The Golden Ratio Bureau is obsessed with this new thing they call base-phi. You see it and decide to code-golf, as is your natural instinct.
To be specific, base-phi is a number system like base 10, except it uses the number phi, or the golden ratio, as its base. A ones digit would be x*10^y, but in base phi 10 is replaced with phi.
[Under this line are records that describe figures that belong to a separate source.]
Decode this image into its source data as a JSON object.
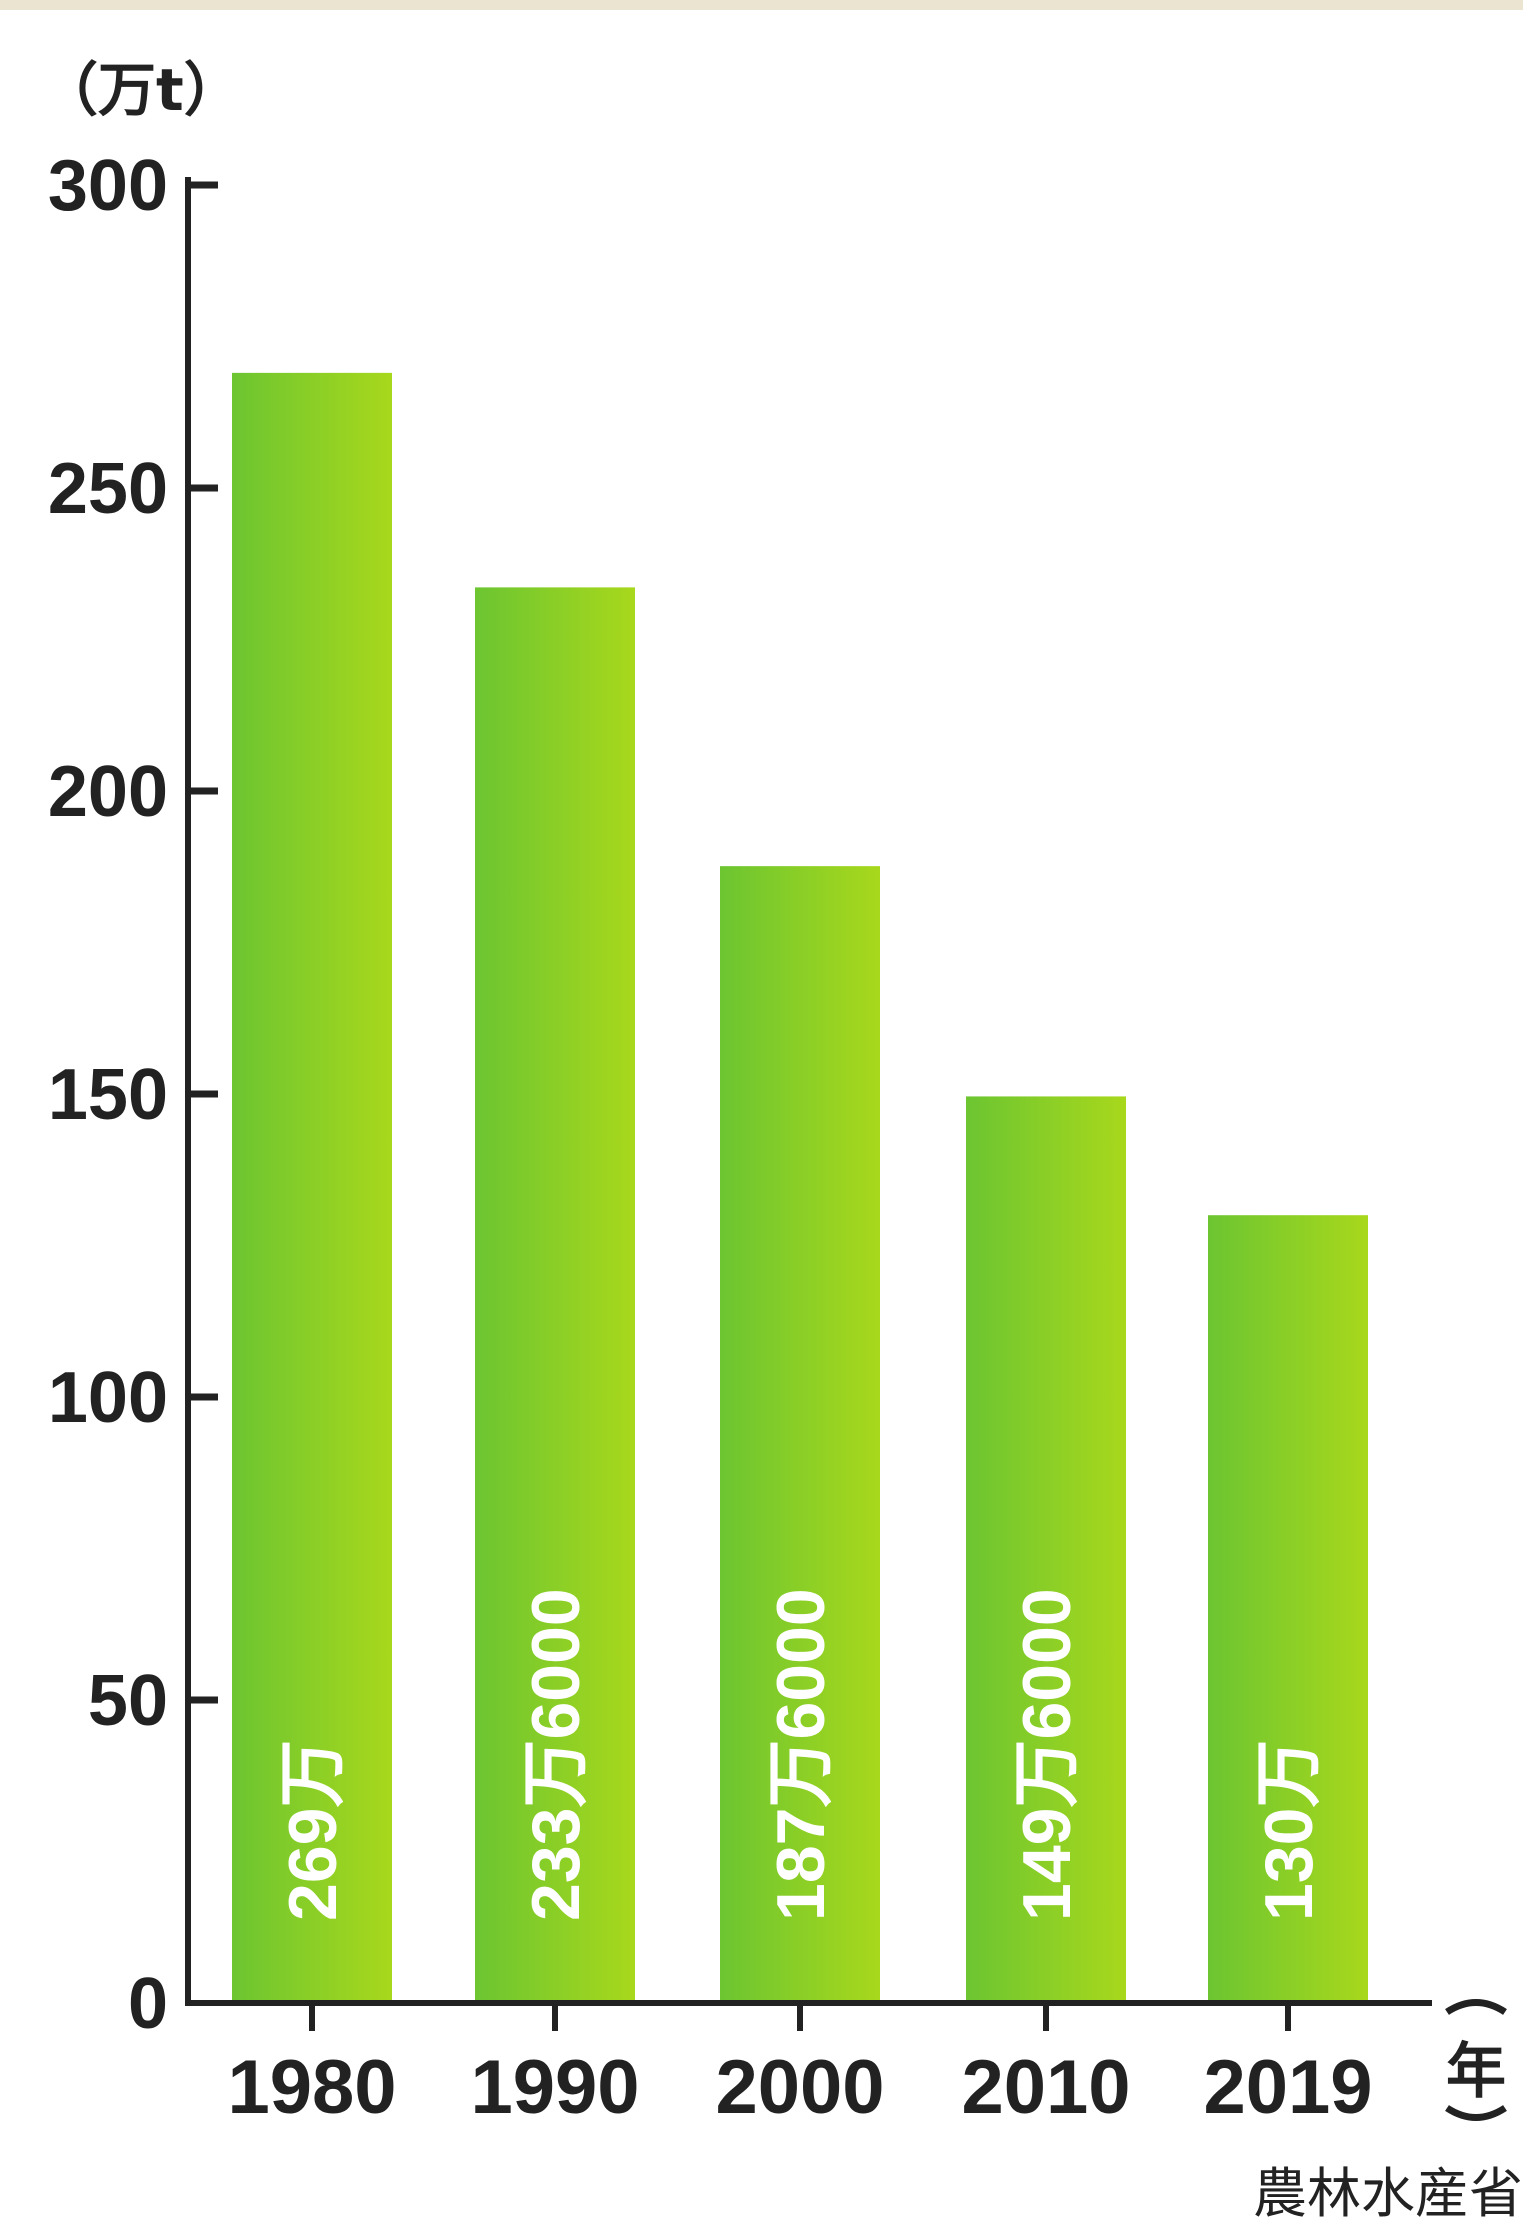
{
  "chart_data": {
    "type": "bar",
    "title": "",
    "categories": [
      "1980",
      "1990",
      "2000",
      "2010",
      "2019"
    ],
    "values": [
      269,
      233.6,
      187.6,
      149.6,
      130
    ],
    "bar_labels": [
      "269万",
      "233万6000",
      "187万6000",
      "149万6000",
      "130万"
    ],
    "y_ticks": [
      0,
      50,
      100,
      150,
      200,
      250,
      300
    ],
    "ylim": [
      0,
      300
    ],
    "ylabel": "（万t）",
    "xlabel": "（年）",
    "grid": false,
    "source": "農林水産省",
    "bar_gradient": [
      "#6cc531",
      "#a8d81c"
    ]
  }
}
Base phi also uses 2 digits, 0 and 1.
Your goal is to accept input that is a base 10 positive natural number, then treat it as such and convert it to base phi.
Due to base phi being able to represent all numbers in more than one way, your program should convert input to its "minimal" representation. This is the representation with the least 1 digits. Output can have trailing characters but only if the language must output them with no circumvention.
Do not use any built-ins for base conversion. You may use a built-in for phi, but the base conversion should rely on string manipulation and other mathematical operations.
Your program must support inputs up to 2147483647, or lower, depending on your language's limit for integers.
Your program can deal with any undefined behavior as you wish.
Testing cases for accuracy can be done at this link. In case you do not wish to use the link, here are the numbers 1-15 in base phi.
1 = 1 2 = 10.01 3 = 100.01 4 = 101.01 5 = 1000.1001 6 = 1010.0001 7 = 10000.0001 8 = 10001.0001 9 = 10010.0101 10 = 10100.0101 11 = 10101.0101 12 = 100000.101001 13 = 100010.001001 14 = 100100.001001 15 = 100101.001001
The shortest program following these rules wins. Have fun.